THE CITY AND THE CITY by China Miéville - Looking forward to starting this, after hearing a lot about it.

GREEN MARS by Kim Stanley Robinson - I'm a little less than halfway through this big book. I'd like to try finishing it this month.

Since I know I have a busy month planned, I'll just add one more book to the list:

36 ARGUMENTS FOR THE EXISTENCE OF GOD by Rebecca Newberger Goldstein - Eleanor Brown did a joint book event with Goldstein a few months ago. My mom attended, bought this book, and recommended it. It's a novel about academics debating religion. Flipping through the book, I see lots of typographical gimmicks like email messages and lists, and I love that sort of thing.

Good Stuff Out There:

→ Jessica Francis Kane, author of THE REPORT, which I wrote about in April, discusses the label and nature of historical fiction. (Thanks, The Millions!)
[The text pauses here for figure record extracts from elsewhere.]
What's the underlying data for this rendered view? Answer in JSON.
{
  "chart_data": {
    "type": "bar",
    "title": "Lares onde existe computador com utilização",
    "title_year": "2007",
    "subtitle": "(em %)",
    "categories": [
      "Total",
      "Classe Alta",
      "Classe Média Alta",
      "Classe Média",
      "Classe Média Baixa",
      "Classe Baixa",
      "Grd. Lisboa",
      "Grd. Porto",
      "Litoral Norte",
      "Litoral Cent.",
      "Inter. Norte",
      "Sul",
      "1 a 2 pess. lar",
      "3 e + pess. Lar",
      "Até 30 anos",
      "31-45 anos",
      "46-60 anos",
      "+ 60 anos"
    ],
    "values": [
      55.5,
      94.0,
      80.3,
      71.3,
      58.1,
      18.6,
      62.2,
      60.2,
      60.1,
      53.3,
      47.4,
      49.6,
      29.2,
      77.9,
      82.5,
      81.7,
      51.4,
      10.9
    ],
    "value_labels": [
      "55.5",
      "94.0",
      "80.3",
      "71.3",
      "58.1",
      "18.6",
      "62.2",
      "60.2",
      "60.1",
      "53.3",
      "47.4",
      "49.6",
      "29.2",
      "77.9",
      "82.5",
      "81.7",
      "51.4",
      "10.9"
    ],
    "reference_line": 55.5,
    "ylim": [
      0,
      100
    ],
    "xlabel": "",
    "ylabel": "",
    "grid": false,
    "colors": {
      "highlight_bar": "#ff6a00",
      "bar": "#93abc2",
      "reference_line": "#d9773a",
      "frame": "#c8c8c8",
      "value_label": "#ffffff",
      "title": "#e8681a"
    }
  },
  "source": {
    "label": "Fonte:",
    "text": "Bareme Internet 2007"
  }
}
→ Artist Chip Zdarsky presents posters for children's stories reimagined as Hollywood films. (Thanks, Nathan Bransford!)

June 1, 2011

May Reading Recap

Writing and real life have been taking precedence over blogging lately. But it's a new month, so let's see what I read in May:

THE INTUITIONIST by Colson Whitehead - This is a novel about elevator inspectors, set in an alternate version of 1950s New York in which elevator inspection is a really big deal. The Department of Elevator Inspectors wields significant political power in the city, inspectors graduate from the Institute for Vertical Transport, and tension is building between those who inspect empirically and those who test the machines through intuition. The book's protagonist, Lila Mae Watson, is a black female Intuitionist who is forced into a confrontation with the Department's old-boy network when she becomes the target of an investigation. It's a weird, fascinating premise, with a plot that gets quite exciting as Lila Mae uncovers a series of conspiracies and secrets.

IF SONS, THEN HEIRS by Lorene Cary - The book opens with a family tree charting the many members of the Needham family, who are descended from slaves. The novel is set in the present day, with some flashbacks to other eras, and concentrates on a few members from one branch of the tree. But all the other relatives are important because the story's main conflict concerns a piece of heir property, land owned jointly by all descendants of the original owners. The characters and storytelling in this book are fantastic. There's a wonderful balance between big issues -- the property, a character finding the mother who abandoned him, concerns about an aging relative -- and minor everyday problems like how to keep a small boy entertained.

GREEN MARS by Kim Stanley Robinson - I got through another chunk of this book early in the month, but I haven't picked it up in a while. Maybe I'll focus and finish it in June.

I also read a manuscript for a friend who is getting ready to self-publish. I'm looking forward to announcing her release sometime this summer.

I didn't get to the final book on my May reading list, THE CITY AND THE CITY by China Miéville, so it rolls over to June.

Good Stuff Out There:

→ The Intern explains how a plot is different than a series of events after musing on "how funny it is (and how perplexing) that you can write an entire novel (or even several drafts of a novel) and only realize at the very end that -- oops! -- you forgot to give your story a plot."

→ Nicholas Tam presents a detailed essay on fictional maps: "So when we open up a novel to find a map, we can think of the map as an act of narration. But what kind of narration? Is it reliable narration or a deliberate misdirection? Is it omniscient knowledge, a complete (or strategically obscured) presentation of the world as the author knows it? Or is the map available to the characters in the text?" (Thanks, Pimp My Novel!)